Although Allen says the department can get tense at some points, he has still had many learning opportunities over the years. According to Allen, this has also been an aid in building skills he will need in future years when he continues his work in the theatre community.

“We always learn how to work with things ourselves,” Allen said. “Which hasn’t been the best if I’m being honest, but it’s helped me mature a lot fast and taught me what I need to do not only growing up to be an actor but also pursuing being an actor. Just learning how to handle myself and the world and business-wise despite the lows. It’s helped a lot of us grow and understand our strengths and bring out the leaders in the department a lot more.”

Reflecting on his high school theatre experience, Allen’s main advice to people involved in the department, and to the rest of the underclassmen student body, doesn’t involve a stricter work schedule, but instead a tone of gratitude.

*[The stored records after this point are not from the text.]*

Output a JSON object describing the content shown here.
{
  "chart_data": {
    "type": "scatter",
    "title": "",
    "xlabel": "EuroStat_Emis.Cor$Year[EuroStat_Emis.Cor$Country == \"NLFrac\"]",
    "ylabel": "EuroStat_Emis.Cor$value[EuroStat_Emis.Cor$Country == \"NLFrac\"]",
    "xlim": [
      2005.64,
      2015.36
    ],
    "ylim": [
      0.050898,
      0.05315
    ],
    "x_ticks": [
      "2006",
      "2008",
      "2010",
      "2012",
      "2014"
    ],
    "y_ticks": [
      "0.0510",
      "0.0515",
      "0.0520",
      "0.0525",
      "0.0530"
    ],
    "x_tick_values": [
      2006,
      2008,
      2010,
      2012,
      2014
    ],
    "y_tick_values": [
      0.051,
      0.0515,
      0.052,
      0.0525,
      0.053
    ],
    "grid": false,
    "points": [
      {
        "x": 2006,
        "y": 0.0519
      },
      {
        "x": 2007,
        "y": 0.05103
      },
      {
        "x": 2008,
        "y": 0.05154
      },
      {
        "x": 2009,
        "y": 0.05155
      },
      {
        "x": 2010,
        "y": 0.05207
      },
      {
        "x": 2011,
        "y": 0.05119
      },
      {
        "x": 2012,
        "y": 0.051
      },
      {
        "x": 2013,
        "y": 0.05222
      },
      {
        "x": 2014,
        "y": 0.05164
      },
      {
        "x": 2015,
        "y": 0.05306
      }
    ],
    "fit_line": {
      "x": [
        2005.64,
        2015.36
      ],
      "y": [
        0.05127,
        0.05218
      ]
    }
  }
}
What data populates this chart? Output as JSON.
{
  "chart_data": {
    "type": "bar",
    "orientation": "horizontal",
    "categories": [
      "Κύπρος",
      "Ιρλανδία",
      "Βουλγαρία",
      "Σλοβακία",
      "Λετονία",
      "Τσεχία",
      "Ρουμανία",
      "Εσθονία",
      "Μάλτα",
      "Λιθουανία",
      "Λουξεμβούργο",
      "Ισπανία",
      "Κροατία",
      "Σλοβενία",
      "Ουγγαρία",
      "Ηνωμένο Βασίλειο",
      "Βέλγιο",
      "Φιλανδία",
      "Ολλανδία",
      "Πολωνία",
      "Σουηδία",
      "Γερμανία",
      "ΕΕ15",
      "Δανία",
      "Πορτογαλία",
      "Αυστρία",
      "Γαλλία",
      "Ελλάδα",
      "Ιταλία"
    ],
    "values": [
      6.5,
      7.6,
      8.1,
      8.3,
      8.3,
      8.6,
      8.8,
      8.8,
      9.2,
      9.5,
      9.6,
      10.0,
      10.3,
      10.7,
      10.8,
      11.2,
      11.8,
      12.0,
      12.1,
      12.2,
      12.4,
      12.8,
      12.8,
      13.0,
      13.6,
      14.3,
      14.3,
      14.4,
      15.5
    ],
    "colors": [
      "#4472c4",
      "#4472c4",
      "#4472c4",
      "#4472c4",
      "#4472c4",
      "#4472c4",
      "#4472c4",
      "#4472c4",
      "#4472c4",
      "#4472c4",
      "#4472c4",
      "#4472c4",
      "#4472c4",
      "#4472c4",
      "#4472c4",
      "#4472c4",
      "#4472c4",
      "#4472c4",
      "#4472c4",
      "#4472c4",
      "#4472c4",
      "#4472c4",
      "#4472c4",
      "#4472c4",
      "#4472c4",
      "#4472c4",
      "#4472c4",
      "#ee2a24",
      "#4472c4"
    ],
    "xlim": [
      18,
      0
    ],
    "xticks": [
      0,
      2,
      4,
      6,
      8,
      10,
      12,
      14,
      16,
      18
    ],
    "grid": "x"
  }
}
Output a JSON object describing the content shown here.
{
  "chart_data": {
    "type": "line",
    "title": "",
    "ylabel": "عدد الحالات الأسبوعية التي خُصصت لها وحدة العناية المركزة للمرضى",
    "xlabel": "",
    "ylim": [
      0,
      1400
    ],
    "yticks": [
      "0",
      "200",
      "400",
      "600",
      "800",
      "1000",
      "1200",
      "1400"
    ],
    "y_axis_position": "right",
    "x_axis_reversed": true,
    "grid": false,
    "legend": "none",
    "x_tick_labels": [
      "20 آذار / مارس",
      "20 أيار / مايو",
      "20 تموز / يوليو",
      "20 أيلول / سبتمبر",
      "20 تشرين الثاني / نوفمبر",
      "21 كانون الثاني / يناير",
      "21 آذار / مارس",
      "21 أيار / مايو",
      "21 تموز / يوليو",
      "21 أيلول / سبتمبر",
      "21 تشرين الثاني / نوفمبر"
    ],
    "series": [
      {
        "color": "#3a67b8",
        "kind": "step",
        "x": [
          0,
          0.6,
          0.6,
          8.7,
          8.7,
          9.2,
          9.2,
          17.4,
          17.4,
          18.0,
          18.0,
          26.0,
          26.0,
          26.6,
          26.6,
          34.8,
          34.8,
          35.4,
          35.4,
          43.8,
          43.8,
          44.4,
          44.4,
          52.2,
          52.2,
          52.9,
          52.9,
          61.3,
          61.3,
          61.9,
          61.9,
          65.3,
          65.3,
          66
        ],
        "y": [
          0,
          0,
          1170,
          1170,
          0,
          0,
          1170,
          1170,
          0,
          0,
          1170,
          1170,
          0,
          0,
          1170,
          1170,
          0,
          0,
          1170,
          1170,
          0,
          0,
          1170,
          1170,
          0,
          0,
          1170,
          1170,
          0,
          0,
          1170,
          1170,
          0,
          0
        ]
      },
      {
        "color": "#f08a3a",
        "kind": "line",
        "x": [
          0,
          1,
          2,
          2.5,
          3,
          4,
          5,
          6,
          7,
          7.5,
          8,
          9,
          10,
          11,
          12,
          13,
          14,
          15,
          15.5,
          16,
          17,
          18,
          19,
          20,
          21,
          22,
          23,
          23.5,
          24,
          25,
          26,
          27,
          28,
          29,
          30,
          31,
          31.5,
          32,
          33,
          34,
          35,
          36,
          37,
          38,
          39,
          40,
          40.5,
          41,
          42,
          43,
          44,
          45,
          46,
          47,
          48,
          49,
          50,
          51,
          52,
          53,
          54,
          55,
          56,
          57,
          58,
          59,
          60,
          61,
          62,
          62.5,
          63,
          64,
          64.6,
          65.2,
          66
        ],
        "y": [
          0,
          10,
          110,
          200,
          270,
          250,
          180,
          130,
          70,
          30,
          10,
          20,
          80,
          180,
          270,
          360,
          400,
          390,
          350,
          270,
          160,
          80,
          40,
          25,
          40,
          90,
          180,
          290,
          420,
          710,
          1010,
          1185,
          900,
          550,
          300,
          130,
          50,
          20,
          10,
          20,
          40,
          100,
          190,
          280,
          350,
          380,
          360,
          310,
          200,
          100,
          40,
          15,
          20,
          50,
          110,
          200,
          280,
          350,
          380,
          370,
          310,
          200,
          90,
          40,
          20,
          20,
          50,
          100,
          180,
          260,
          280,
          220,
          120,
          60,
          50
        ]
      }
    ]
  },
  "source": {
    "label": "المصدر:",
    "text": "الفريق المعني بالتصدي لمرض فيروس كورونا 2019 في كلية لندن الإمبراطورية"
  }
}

“Don’t take these opportunities for granted,” Allen said. “It can be really hard to sit through rehearsals and just not enjoy it and not really understand what it’s all for, but even if the show itself is not good, try to find something to come out of the show. Even if it’s making a friend in the show or being able to hit a higher note than you were originally, or learning how to sew, make sure you come out of every experience with something new learned. That’s really what high school is about, it’s not achievements or how many awards you can win or how many lead roles you can get or anything. We’re all still kids so you shouldn’t hold yourself to those expectations.”

With this late start, Allen has learned a lot about what it takes to be an actor. He’s had to learn quickly from his peers and learn from all of the experiences he’s had. Although it was a difficult thing for him, Allen says that it’s all been beneficial to him in the end. Through community theatre, a wide range of different types of roles and working with a diverse group of people, Allen attributes his most valuable advice to them.

“The hardest thing to learn about acting is that you need to learn how to take criticism,” Allen said. “Not personally, but as constructively as you can. People in the theatre world and people, in general, are very expressive with how they respect themselves and also very honest, so people will not hold back criticism. You also need to understand that the journey of becoming better as an actor and performer is not linear. On some days you’re going to feel really good and be able to get cast in a blockbuster movie, and some days you’re going to feel like you can’t move your body in the way you want. It’s a 50/50 you have to get through.”

This upcoming fall Allen will be continuing his acting career in New York at the New York Conservatory for Dramatic Arts. Although this is a big change from the experiences he’s had here in Cedar Park, Allen said he is excited for this new change and ready for what the future brings him.

“I’m really excited,” Allen said. “I think the community in New York is going to be a big change but also really fun and inviting. I’m excited to also just focus on the arts and not really have to worry about school and be around other people who are really invested in the arts. I’ve been to New York one time on a school trip, and it set up a really good image for me because I was able to immerse myself with the community and get a sneak peek at what’s to come.”